Phenotypic Variation across Chromosomal Hybrid Zones of the Common Shrew (Sorex araneus) Indicates Reduced Gene Flow

Sorex araneus, the Common shrew, is a species with more than 70 karyotypic races, many of which form parapatric hybrid zones, making it a model for studying chromosomal speciation. Hybrids between races have reduced fitness, but microsatellite markers have demonstrated considerable gene flow between them, calling into question whether the chromosomal barriers actually do contribute to genetic divergence. We studied phenotypic clines across two hybrid zones with especially complex heterozygotes. Hybrids between the Novosibirsk and Tomsk races produce chains of nine and three chromosomes at meiosis, and hybrids between the Moscow and Seliger races produce chains of eleven. Our goal was to determine whether phenotypes show evidence of reduced gene flow at hybrid zones.
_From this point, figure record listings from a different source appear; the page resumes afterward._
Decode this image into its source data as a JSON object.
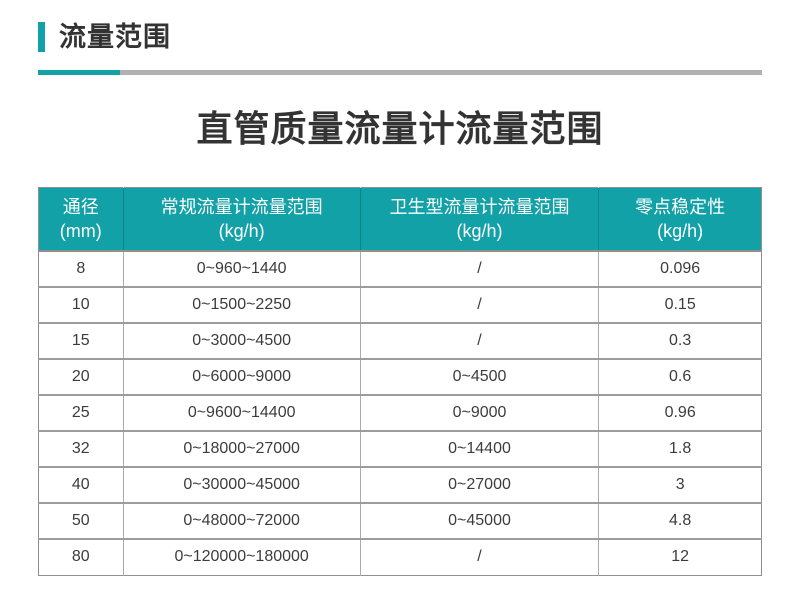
{
  "page": {
    "section_title": "流量范围",
    "main_title": "直管质量流量计流量范围"
  },
  "colors": {
    "accent_teal": "#12a1a7",
    "rule_gray": "#b1b1b1",
    "border_dark": "#8f8f8f",
    "border_light": "#ababab",
    "heading_text": "#333333",
    "body_text": "#3c3c3c",
    "header_text": "#ffffff"
  },
  "table": {
    "columns": [
      {
        "line1": "通径",
        "line2": "(mm)"
      },
      {
        "line1": "常规流量计流量范围",
        "line2": "(kg/h)"
      },
      {
        "line1": "卫生型流量计流量范围",
        "line2": "(kg/h)"
      },
      {
        "line1": "零点稳定性",
        "line2": "(kg/h)"
      }
    ],
    "rows": [
      [
        "8",
        "0~960~1440",
        "/",
        "0.096"
      ],
      [
        "10",
        "0~1500~2250",
        "/",
        "0.15"
      ],
      [
        "15",
        "0~3000~4500",
        "/",
        "0.3"
      ],
      [
        "20",
        "0~6000~9000",
        "0~4500",
        "0.6"
      ],
      [
        "25",
        "0~9600~14400",
        "0~9000",
        "0.96"
      ],
      [
        "32",
        "0~18000~27000",
        "0~14400",
        "1.8"
      ],
      [
        "40",
        "0~30000~45000",
        "0~27000",
        "3"
      ],
      [
        "50",
        "0~48000~72000",
        "0~45000",
        "4.8"
      ],
      [
        "80",
        "0~120000~180000",
        "/",
        "12"
      ]
    ]
  }
}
We used maximum likelihood to fit tanh cline models to geometric shape data and found that phenotypic clines in skulls and mandibles across these zones had similar centers and widths as chromosomal clines. The amount of phenotypic differentiation across the zones is greater than expected if it were dissipating due to unrestricted gene flow given the amount of time since contact, but it is less than expected to have accumulated from drift during allopatric separation in glacial refugia. Only if heritability is very low, N_e very high, and the time spent in allopatry very short, will the differences we observe be large enough to match the expectation of drift. Our results therefore suggest that phenotypic differentiation has been lost through gene flow since post-glacial secondary contact, but not as quickly as would be expected if there was free gene flow across the hybrid zones. The chromosomal tension zones are confirmed to be partial barriers that prevent differentiated races from becoming phenotypically homogenous.